Thank you, taxpayer, for building my new nuc

So THAT'S why the nuclear power plant is being touted as a greast idea for the future of America. As the "Washington Post" explains today, you taxpayres are guaranteeing loans, covering insurance costs and grantring hefty subsidies.
Written by Harry Fuller, Contributor

So THAT'S why the nuclear power plant is being touted as a greast idea for the future of America. As the "Washington Post" explains today, you taxpayres are guaranteeing loans, covering insurance costs and grantring hefty subsidies. Thank you, thank you. From the bottom of my reactor I thank you on behalf of all nuc plants everywhere.

The "Post" explains, "Among the biggest reasons for renewed interest in nuclear power are the tax breaks, loan guarantees and other subsidies in the Energy Policy Act of 2005." Sound a little like corn and biofuel?

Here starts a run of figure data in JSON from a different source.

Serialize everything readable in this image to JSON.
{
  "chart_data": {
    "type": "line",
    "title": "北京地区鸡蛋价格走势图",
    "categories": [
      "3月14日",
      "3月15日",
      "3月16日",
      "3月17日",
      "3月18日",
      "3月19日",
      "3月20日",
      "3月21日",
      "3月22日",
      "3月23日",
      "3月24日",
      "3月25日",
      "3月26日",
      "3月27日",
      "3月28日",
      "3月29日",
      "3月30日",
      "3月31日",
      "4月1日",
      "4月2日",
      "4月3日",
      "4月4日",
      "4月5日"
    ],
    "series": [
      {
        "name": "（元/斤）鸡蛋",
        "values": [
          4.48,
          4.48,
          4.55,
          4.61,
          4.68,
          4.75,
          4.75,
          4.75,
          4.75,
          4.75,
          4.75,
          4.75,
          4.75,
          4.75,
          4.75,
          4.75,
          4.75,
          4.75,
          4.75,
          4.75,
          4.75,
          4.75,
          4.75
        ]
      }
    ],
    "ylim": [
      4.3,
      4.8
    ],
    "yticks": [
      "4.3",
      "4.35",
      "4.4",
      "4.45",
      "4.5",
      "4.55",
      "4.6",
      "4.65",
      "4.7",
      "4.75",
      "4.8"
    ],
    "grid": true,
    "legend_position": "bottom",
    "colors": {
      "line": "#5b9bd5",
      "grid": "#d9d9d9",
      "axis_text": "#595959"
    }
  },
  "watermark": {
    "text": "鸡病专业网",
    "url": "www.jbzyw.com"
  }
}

And opposition quoted by the "Post:" "I don't take the position that there should be no nuclear power, but I believe that the price of the energy they produce should be reflective of their actual cost structure and they should not be shifting their risk of cost overruns and poor performance to us, the taxpayers,' said Doug Koplow, a Cambridge, Mass., researcher whose Earth Track consultancy monitors government energy subsidies. "Many environmental groups, torn between concern about climate and long-standing antipathy toward nuclear power, are seizing on the cost issue. 'We're not an anti-nuclear group,' says Jeremy Symons, executive director of the global warming program at the National Wildlife Federation. 'But it doesn't make sense for the government to be investing in nuclear when the money could be put into renewables and energy efficiency."

If there becomes a federal standard for curtailing greenhouse gases, say under the next President, then nucs become even more attractive to big utlities because they produce very little CO2 or other greenhouse emissions. Some European countries with limited fossilfuel supplies alfready dependheavcily on nuclear power. The U.S. get less than 9% of its electricity from nuclear power right now. There's currently only two permit applications for a new nuc before the U.S. Nuclear Regulatory Commission. The first was filed last month. The fall-out from that application to enlarge a plant in Texas has been negligible. And now the NRC now expect more than thirty applications to be filed over the next two years. And, fellow taxpayer, I gotta thank you for your heartfelt generosity pertaining to this matter.